A New York Times article lays out the state of play in the negotiations to avoid the fiscal cliff. Democrats believe they have a controlling hand and are moving aggressively to impose their will on the process. We now know that the president has decided to eschew bi-partisanship believing he has a clear mandate based upon the 2012 election. Some observers, including this writer, had hoped for a more inclusive and conciliatory process.
The conversations have been difficult to follow because there are so many moving parts and negotiating nuances. Moreover, now that the elections are behind us, the electorate is out of the loop. The result is a lot of misinformation and spin.
Hopefully, this essay will clear up a number of things relating to each party’s negotiating posture and facilitate some debate, not that our leaders or Congress care about our opinions.
1. Avoidance of the fiscal cliff is the most important short-term objective for everyone in Washington. If a deal is not consummated by the end of the year, the Bush-era tax cuts for all Americans will be rescinded and draconian spending cuts will be implemented. Some say these actions will result in another recession; others think the fiscal cliff bogeyman is an exaggeration. The financial markets will certainly be disrupted if a solution is not found, if only for a short while, but the reduction in tax benefits and decreased spending will have a positive impact on the deficit.
2. Republican leverage: If a deal is consummated by December 31 is a paramount consideration for the leaders of both parties. Republicans will lose or gain leverage depending upon what issues they negotiate in the next few days. The most important is the extension of the tax breaks for the 98% without dealing with the 2%, and the next is a long-term extension of the debt ceiling issue. Democrats are striving to eliminate future obstruction by their opponents by settling these issues now. Americans should not be comfortable with a Democratic promise to cut spending adequately without Republican pressure
3. A tax extension for those earning less than $250,000 would take care of 98% of households and 97% of small businesses. No disagreement exists relating to this issue. Both parties want to facilitate this action. The problem is that it is the primary negotiating point, and if Republicans agree to it, they will lose most of their leverage as indicated in the previous point.
4. A tax extension for these earning more than $250,000 is another important negotiating point. Until now, Republicans have resisted any income tax increase proposals, but they seem to be ready to yield tax benefits applicable to the rich such as mortgage interest deductions, charitable deductions, and capital gains. Democrats have insisted upon income tax increases for the rich, possibly influenced by special interest groups that object to the other alternative, because it is philosophically important to them. Unfortunately, this ideological resistance could ultimately derail the negotiations. Democrats and liberals want to increase the tax rates for the rich, even if other means are available and the amount of revenue is not sufficient to make a large enough impact, to fulfill a class warfare promise.
5. The use of reduced tax benefits to increase revenues seemed to be gaining momentum as an alternative to increasing tax rates on the wealthy. Disappointingly, Senator Max Baucus (D Mont.), Chairman of the Senate Finance Committee rejected a Republican proposal to cap tax deductions and credits at $25,000 in lieu of tax hikes. Baucus indicated that his objection was based upon the fact that some middle class households would be impacted. The real reason for his objection is ideology, as the impact on middle class families could easily be eliminated.

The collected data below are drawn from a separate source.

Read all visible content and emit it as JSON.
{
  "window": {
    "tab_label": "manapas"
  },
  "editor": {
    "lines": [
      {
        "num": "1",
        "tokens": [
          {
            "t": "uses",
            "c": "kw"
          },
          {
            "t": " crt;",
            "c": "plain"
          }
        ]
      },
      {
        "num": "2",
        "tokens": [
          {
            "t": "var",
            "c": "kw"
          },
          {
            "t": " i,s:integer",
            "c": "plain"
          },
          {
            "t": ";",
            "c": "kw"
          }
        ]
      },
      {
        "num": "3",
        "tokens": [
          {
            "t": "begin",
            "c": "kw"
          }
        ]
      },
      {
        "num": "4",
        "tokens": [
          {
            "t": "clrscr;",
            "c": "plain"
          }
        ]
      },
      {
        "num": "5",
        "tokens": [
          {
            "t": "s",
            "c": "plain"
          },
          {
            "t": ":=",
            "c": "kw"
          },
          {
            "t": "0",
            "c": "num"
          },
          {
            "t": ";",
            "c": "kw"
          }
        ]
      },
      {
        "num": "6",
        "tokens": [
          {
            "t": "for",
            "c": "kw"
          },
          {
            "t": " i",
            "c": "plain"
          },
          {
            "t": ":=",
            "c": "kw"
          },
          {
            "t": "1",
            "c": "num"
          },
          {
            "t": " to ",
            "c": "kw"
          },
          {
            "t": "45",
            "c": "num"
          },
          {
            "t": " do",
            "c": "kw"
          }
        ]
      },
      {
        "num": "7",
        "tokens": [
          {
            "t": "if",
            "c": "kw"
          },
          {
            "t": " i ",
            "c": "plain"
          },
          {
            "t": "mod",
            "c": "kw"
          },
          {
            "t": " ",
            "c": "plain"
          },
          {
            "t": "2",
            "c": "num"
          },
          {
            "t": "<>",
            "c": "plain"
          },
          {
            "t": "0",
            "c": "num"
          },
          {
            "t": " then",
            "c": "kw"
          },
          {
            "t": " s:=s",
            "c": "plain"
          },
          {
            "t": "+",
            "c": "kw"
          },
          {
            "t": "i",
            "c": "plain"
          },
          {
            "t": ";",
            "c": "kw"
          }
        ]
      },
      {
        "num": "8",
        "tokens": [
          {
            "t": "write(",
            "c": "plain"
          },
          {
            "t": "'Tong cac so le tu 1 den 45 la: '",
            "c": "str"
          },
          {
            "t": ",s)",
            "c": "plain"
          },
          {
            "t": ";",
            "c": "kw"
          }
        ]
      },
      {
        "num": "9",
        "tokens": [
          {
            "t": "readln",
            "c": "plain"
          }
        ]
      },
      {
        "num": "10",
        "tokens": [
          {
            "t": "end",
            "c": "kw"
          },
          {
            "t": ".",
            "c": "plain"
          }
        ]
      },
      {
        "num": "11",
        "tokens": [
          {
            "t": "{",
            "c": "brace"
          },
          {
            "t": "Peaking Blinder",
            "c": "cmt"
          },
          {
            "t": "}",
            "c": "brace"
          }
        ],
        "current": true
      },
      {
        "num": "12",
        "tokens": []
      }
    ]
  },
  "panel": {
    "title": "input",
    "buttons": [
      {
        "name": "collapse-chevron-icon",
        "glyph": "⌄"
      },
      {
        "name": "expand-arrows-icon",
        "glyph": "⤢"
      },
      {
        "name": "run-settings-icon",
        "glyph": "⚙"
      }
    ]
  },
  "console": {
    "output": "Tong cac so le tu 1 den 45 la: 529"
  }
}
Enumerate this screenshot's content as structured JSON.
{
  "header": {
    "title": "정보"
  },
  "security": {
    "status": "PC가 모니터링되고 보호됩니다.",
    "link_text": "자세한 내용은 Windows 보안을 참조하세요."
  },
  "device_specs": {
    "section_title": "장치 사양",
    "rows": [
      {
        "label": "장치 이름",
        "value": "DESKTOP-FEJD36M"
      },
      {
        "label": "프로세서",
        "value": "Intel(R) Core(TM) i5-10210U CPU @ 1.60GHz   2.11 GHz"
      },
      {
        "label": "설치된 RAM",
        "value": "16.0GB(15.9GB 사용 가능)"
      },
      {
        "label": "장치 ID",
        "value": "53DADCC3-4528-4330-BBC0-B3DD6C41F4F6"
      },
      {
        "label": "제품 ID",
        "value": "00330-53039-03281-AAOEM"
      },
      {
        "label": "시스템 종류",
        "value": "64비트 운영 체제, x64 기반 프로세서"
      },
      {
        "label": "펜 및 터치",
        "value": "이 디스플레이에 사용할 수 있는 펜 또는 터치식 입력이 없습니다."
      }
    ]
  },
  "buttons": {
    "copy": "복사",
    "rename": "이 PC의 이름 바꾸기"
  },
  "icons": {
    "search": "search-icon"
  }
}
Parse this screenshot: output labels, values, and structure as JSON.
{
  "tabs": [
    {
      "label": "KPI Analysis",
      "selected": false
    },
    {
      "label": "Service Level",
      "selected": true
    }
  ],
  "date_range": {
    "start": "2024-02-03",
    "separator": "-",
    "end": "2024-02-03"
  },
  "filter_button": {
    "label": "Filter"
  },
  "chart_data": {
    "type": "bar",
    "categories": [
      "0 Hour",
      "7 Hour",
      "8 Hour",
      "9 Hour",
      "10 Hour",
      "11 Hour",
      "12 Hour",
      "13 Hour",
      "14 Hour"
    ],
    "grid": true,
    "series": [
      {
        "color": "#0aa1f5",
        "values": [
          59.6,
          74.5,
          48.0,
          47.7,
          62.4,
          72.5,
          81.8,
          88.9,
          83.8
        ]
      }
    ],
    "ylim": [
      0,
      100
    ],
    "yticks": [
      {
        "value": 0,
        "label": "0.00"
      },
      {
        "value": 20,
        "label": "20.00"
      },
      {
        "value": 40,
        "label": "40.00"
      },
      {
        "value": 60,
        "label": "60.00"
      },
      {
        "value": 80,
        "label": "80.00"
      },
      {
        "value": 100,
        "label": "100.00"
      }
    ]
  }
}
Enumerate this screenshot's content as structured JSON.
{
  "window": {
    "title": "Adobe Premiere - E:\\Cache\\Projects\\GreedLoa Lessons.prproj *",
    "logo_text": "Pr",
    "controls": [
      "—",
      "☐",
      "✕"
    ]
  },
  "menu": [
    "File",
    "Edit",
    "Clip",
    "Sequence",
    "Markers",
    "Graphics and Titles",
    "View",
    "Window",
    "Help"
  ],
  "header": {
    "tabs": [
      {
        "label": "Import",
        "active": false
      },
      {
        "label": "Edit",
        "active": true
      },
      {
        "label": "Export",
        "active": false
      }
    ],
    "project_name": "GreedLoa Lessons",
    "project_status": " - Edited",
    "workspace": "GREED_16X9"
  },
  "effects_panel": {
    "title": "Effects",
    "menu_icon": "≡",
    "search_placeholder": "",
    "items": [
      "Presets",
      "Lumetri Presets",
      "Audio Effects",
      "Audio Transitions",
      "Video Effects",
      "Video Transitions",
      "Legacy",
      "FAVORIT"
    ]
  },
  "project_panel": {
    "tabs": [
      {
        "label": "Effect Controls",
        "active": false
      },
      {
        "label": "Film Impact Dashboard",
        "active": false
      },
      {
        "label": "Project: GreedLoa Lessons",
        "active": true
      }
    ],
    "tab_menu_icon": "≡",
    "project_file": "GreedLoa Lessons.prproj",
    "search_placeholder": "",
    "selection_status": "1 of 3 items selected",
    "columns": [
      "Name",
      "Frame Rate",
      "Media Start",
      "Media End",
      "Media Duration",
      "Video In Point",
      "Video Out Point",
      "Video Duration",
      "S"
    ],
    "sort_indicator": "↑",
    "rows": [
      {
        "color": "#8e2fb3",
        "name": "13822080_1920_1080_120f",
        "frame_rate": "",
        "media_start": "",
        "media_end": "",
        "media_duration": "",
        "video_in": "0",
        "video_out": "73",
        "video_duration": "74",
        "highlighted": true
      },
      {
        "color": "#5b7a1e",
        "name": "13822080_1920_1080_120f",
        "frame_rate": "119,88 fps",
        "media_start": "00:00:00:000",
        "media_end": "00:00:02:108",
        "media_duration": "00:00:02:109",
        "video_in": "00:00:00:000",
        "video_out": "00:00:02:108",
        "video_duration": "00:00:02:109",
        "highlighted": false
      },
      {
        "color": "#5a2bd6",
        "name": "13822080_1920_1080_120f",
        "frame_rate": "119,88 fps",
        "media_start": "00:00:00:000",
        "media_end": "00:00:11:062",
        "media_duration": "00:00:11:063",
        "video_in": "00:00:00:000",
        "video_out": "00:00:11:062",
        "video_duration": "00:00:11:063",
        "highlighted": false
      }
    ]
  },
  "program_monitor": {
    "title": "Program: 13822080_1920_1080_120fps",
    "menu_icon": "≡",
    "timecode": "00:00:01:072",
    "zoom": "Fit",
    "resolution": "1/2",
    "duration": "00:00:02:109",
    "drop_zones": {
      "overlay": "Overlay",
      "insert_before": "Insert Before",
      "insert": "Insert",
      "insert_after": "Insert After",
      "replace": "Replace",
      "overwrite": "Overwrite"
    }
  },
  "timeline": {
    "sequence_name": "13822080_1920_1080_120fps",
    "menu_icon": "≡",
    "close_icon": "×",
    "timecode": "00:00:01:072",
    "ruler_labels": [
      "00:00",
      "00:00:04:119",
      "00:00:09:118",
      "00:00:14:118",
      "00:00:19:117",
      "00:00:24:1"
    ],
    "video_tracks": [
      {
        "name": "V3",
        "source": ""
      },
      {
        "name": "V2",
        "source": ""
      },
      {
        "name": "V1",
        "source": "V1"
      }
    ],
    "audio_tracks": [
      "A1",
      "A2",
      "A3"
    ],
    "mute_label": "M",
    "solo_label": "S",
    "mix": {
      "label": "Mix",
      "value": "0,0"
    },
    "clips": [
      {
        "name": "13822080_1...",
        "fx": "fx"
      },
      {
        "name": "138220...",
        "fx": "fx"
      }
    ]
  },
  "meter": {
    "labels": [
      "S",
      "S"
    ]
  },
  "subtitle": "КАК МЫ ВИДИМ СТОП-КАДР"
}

6. A long-term extension of the debt limit is a huge item for Republicans. Actually, they could accept assurances from Democrats to make future spending cuts if they retained the ability to shut down the government by refusing to increase the debt limit; it will surely need to be increased in 2013. Obama appreciates the fact that the debt ceiling could be a large distraction, so he wants it off the table now.
7. Medicare and Medicaid reform is not something the Democrats want to deal with at this time. Republicans are sure that if it is not part of the short-term solution, it will be kicked down the road for the balance of the Obama tenure. Given that reform of these two entitlements is so important to the fiscal well being of our nation, Republicans will likely fight to incorporate some reform into the current negotiations.
8. The future efforts to reduce spending by $4 trillion (or more) will diminish if Republicans have no leverage. Moreover, spending cuts will, no doubt, be pared back if Democrats are allowed to dominate the agenda. Our country must reduce spending and not gamble that an economic recovery will bail out the country. Republicans would be wise not to cede this responsibility to Democrats.
This round of negotiations is crucial to the GOP. If it cedes too much control to its opponents, the financial agenda of the country will be out of their hands completely until at least the 2014 elections. The ability to obstruct and derail irresponsible spending is definitely not something the minority party should give up, even if the threat of the fiscal cliff must be used.
The president does not have as much power as he thinks he has, yet. His swagger and fiery rhetoric should be diminished during the next few weeks.